Secretary of Agriculture Tom Vilsack announced this month that greater protection is now available from the Noninsured Crop Disaster Assistance Program for crops that traditionally have been ineligible for federal crop insurance. The new options, created by the 2014 Farm Bill, provide greater coverage for losses when natural disasters affect specialty crops such as vegetables, fruits, mushrooms, floriculture, ornamental nursery, aquaculture, turf grass, ginseng, honey, syrup and bioenergy crops.
Previously, the assistance program, administered by the Farm Service Agency (FSA), offered coverage at 55 percent of the average market price for crop losses that exceed 50 percent of expected production. Producers can now choose higher levels of coverage, up to 65 percent of their expected production at 100 percent of the average market price.

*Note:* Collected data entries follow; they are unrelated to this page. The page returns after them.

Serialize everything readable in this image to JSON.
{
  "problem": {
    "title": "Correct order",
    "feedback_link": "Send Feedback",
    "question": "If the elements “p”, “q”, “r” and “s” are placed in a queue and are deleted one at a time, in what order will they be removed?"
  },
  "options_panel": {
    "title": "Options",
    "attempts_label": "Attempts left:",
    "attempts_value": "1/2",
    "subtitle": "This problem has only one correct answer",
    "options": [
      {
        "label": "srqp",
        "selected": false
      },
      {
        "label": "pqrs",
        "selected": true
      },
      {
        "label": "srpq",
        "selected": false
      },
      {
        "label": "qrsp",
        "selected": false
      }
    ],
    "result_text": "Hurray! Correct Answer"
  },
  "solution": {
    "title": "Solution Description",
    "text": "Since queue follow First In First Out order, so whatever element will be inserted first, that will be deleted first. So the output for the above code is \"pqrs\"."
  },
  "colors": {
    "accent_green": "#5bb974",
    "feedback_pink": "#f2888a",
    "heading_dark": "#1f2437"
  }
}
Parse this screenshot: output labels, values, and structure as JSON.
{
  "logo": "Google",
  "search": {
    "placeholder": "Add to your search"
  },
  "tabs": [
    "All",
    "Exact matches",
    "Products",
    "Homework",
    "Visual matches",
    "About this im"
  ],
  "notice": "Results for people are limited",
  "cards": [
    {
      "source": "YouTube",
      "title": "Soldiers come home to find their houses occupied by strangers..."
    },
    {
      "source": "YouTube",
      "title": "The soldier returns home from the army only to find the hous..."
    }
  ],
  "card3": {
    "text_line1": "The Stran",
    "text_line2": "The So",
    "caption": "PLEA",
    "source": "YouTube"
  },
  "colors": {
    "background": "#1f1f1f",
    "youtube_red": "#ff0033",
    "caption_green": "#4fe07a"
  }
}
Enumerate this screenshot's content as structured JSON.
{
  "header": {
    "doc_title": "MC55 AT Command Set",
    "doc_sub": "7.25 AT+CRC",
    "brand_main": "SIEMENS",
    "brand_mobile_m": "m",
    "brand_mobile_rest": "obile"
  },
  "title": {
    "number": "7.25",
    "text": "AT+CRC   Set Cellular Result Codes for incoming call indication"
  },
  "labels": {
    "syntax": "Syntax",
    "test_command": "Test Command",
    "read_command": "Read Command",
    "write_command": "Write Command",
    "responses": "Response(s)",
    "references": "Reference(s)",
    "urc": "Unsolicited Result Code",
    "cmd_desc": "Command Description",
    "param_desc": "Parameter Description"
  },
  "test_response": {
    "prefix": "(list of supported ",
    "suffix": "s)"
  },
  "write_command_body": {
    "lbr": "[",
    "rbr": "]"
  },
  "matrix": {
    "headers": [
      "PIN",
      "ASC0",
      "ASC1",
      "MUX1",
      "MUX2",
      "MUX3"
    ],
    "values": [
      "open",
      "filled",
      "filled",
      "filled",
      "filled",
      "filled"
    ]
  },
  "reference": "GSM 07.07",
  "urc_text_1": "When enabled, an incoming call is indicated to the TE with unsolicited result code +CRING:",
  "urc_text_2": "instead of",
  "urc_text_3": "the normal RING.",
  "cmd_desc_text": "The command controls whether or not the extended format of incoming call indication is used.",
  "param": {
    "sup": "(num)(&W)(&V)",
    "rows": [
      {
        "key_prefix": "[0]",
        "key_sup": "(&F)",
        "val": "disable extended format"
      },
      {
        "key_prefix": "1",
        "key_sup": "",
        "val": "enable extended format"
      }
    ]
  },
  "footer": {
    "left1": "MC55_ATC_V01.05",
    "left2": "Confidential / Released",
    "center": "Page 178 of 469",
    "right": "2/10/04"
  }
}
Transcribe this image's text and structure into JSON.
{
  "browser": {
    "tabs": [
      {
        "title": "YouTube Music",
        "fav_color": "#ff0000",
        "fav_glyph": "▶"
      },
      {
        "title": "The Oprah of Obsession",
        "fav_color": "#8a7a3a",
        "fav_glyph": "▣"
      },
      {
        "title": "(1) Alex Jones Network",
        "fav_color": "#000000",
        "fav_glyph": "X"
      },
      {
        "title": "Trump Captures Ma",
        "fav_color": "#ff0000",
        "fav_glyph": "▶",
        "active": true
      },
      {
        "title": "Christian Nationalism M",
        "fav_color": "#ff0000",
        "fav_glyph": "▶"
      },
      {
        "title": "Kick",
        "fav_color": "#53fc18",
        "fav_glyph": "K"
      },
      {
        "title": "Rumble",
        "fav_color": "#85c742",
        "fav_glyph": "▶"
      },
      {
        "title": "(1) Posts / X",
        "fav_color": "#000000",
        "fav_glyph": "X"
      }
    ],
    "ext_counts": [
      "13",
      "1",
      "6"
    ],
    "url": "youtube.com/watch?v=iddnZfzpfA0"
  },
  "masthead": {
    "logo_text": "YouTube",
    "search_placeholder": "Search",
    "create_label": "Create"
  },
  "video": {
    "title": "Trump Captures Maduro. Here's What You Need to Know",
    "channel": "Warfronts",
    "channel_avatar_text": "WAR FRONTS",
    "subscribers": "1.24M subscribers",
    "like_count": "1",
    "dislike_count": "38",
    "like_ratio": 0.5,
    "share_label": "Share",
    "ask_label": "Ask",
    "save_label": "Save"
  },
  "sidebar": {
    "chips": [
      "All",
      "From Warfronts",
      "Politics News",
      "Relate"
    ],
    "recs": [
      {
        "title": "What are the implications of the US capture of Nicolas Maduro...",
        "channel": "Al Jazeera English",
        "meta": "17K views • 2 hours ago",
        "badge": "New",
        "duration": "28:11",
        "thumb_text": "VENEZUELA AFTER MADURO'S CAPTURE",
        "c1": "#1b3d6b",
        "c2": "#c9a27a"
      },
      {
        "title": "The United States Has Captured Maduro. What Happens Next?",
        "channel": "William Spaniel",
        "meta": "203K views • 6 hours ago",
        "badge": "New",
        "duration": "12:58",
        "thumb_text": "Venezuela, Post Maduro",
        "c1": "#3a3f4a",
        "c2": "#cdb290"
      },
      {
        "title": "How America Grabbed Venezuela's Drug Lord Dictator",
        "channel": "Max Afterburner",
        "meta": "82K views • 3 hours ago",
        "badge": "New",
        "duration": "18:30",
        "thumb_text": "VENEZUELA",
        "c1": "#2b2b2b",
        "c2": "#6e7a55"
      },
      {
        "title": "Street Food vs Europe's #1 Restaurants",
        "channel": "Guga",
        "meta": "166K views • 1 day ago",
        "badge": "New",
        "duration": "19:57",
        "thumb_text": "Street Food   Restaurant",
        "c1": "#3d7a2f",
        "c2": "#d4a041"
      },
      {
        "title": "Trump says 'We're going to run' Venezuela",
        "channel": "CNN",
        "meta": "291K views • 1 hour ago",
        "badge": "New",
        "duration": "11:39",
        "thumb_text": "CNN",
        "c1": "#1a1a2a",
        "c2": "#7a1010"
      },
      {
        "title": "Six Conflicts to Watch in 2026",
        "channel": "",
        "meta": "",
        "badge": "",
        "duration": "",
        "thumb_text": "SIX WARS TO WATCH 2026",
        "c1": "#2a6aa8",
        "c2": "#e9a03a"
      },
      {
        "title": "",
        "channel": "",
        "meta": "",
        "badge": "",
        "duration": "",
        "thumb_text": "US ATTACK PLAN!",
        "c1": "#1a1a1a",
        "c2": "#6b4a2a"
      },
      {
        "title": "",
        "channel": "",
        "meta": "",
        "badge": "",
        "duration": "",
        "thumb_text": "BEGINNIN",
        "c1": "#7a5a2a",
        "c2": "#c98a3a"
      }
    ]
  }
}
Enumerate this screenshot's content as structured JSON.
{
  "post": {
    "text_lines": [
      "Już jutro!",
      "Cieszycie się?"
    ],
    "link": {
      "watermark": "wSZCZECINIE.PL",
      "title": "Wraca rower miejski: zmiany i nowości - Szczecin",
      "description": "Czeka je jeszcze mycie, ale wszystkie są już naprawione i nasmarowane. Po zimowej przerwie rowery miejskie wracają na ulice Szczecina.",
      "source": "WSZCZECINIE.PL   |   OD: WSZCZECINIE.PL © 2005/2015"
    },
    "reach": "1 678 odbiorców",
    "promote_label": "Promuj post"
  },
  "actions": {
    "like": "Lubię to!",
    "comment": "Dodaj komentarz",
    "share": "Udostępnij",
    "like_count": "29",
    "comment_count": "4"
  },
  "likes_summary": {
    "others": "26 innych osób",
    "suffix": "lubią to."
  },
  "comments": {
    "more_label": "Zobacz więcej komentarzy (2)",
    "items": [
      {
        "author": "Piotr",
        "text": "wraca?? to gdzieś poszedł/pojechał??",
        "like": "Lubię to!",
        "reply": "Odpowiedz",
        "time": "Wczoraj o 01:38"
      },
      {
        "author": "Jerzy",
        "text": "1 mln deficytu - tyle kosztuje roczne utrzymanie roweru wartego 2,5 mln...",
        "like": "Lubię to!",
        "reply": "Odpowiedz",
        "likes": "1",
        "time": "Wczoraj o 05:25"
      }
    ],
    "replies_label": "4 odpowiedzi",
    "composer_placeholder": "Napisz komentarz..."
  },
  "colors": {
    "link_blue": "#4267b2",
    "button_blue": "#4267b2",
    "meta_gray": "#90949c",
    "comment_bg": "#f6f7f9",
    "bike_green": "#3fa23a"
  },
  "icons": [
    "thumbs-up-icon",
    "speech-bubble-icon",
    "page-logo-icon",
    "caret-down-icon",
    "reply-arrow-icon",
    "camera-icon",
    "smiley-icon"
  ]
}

The expanded protection is designed to be especially helpful to beginning and traditionally underserved producers, as well as farmers with limited resources, who will receive fee waivers and premium reductions for expanded coverage. More crops are now eligible for the program, including expanded aquaculture production practices, and sweet and biomass sorghum. For the first time, a range of crops used to produce bioenergy will also be eligible.
USDA, in partnership with Michigan State University and the University of Illinois, created an online resource on the FSA website (fsa.usda.gov/nap) that enables producers to determine whether their crops are eligible for coverage. It also gives them an opportunity to explore a variety of options and levels to determine the best protection level for their operation.
If the application deadline for an eligible crop has already passed, producers will have until Jan. 14, 2015, to choose expanded coverage through the Noninsured Crop Disaster Assistance Program. To learn more, visit the FSA website or contact your local FSA office (go to offices.usda.gov). The FSA also wants to hear from producers and other interested stakeholders who may have suggestions or recommendations on the program, says a spokesperson. Written comments will be accepted until Feb. 13, 2015, and can be submitted through regulations.gov.